The Smithsonian American Art Museum's ground floor galleries of Folk and Self-Taught Art reopen today with a compelling, new installation that features more than 120 objects, including 59 new acquisitions. These include works by artists such as Emery Blagdon, Ralph Fasanella, Clementine Hunter, Eddy Mumma, and Achilles Rizzoli. These join visitor favorites by Thornton Dial, Lonnie Holley, Martín Ramírez and Jon Serl.

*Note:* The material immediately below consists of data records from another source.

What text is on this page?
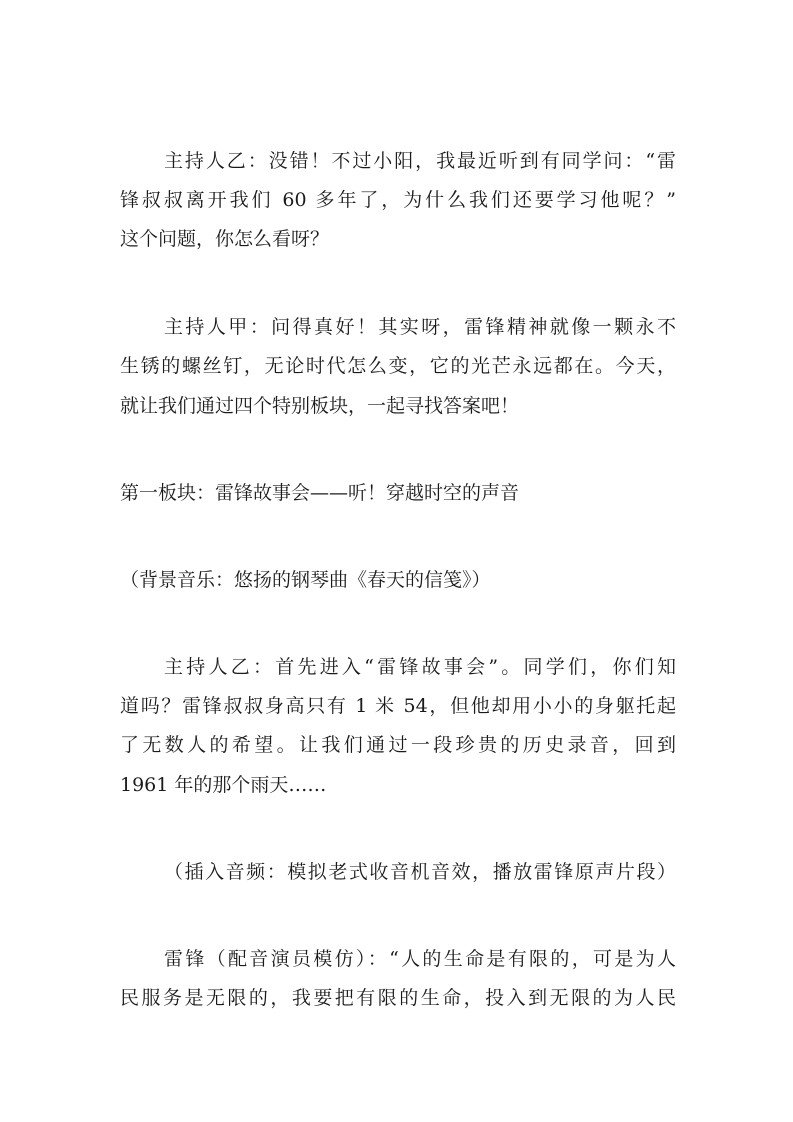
主持人乙：没错！不过小阳，我最近听到有同学问：“雷
锋叔叔离开我们 60 多年了，为什么我们还要学习他呢？”
这个问题，你怎么看呀？
主持人甲：问得真好！其实呀，雷锋精神就像一颗永不
生锈的螺丝钉，无论时代怎么变，它的光芒永远都在。今天，
就让我们通过四个特别板块，一起寻找答案吧！
第一板块：雷锋故事会——听！穿越时空的声音
（背景音乐：悠扬的钢琴曲《春天的信笺》）
主持人乙：首先进入“雷锋故事会”。同学们，你们知
道吗？雷锋叔叔身高只有 1 米 54，但他却用小小的身躯托起
了无数人的希望。让我们通过一段珍贵的历史录音，回到
1961 年的那个雨天……
（插入音频：模拟老式收音机音效，播放雷锋原声片段）
雷锋（配音演员模仿）：“人的生命是有限的，可是为人
民服务是无限的，我要把有限的生命，投入到无限的为人民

"The first-floor galleries for folk and self-taught art should have a powerful impact on visitors, conveying not only the museum's commitment to diverse American narratives and manifesting the tremendous quality, depth and power that art by untrained artists can have, but also affirming its rightful position in a museum of great art," said Leslie Umberger, the museum's curator of folk and self-taught art.
The artists in the exhibition grapple with themes both ubiquitous and personal, from the secular to the sublime. Emery Blagdon's Healing Machine is a display of more than 60 sculptures and paintings that represents his efforts to create an environment that harnessed energies from the earth to alleviate pain and illness. James Hampton's Throne of the Third Heaven of the Nations Millennium General Assembly has been reinstalled in an expanded presentation that includes Hampton's personal journal, written primarily in an asemic, or unreadable script, and a chalkboard still showing some of Hampton's sketched plans for the Throne. Both are on public view for the first time; the journal will be on display for a limited amount of time.
On Saturday, October 29, at 5:30 p.m. please join experts in the field of folk and self-taught art as they discuss the advance of non-mainstream art and the importance of fostering an appreciation for these complex and highly personal works. The folk art galleries will be changing periodically, so please stop by from time to time to see what’s new!